Immunogenicity studies for BsAbs are best tailored to a specific research phase. In early preclinical studies, analyzing total ADAs helps interpret PK and TK data. During the IND stage, analysis of immunotoxicity and immune cell profiling is most helpful. And in clinical research phases, further assessments of immunotoxicity or neutralizing antibodies (Nabs) may be required.

A Final Word

BsAbs offer many advantages to researchers looking for new tools to fight debilitating and devastating diseases. Their unique nature allows for dual-targeting in a single molecule, and they can reduce off-target toxicity, enhance efficacy, and improve safety. 

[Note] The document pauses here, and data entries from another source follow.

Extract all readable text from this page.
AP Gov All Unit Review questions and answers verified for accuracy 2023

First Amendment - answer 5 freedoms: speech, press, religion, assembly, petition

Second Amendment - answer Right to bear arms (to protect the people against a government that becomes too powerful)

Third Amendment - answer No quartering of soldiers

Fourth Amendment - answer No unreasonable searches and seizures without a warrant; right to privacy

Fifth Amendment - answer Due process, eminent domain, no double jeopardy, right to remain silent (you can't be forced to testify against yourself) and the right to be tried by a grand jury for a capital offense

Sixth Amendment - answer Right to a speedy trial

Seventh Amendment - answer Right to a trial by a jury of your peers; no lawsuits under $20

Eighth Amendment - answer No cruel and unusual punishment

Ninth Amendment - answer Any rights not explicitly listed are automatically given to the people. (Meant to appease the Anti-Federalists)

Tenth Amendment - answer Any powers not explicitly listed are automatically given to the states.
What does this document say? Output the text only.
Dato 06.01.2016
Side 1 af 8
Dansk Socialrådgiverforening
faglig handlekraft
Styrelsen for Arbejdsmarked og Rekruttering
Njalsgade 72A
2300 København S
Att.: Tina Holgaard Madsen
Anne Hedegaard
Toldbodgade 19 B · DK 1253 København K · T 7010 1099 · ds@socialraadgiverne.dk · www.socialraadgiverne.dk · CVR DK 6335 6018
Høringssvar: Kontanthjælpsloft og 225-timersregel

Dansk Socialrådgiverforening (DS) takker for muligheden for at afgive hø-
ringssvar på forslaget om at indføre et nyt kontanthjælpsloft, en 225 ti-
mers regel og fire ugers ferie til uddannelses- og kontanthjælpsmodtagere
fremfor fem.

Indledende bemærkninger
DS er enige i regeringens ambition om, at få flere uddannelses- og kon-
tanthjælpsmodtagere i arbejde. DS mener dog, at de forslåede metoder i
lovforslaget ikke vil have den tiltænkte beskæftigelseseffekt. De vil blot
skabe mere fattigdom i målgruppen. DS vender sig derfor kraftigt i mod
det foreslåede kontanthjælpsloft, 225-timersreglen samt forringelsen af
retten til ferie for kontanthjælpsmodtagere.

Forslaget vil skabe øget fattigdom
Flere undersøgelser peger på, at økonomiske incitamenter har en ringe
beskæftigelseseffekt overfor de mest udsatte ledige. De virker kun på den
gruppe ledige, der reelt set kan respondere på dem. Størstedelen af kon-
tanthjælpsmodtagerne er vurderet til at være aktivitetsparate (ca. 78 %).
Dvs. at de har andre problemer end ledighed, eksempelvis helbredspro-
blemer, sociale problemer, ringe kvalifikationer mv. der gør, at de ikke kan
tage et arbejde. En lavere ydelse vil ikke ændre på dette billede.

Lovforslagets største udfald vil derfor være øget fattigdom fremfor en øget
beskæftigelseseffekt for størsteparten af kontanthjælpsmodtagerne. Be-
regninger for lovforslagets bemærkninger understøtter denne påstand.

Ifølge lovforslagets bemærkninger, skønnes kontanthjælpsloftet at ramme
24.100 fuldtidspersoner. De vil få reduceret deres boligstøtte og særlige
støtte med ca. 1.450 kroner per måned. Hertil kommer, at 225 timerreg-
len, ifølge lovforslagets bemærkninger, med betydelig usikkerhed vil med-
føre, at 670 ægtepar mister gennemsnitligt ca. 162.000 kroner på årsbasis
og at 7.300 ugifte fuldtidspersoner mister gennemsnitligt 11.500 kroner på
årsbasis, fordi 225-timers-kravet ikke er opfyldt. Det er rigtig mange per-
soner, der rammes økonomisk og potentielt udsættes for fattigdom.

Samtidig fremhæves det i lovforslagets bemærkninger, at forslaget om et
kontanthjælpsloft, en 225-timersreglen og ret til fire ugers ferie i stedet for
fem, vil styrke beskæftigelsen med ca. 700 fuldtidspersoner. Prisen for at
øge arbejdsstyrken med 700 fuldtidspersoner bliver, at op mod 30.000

Of course, there are challenges in their development. Developers must carefully monitor the risk of cytokine storms, monitor drug interactions, and establish robust testing to ensure these drugs are as effective as possible. But forward-looking sponsors, who engage with partners boasting a wealth of experience, expertise, and know-how, will be able to ensure each therapeutic candidate is rigorously characterized, safe, and ready for regulatory advancement.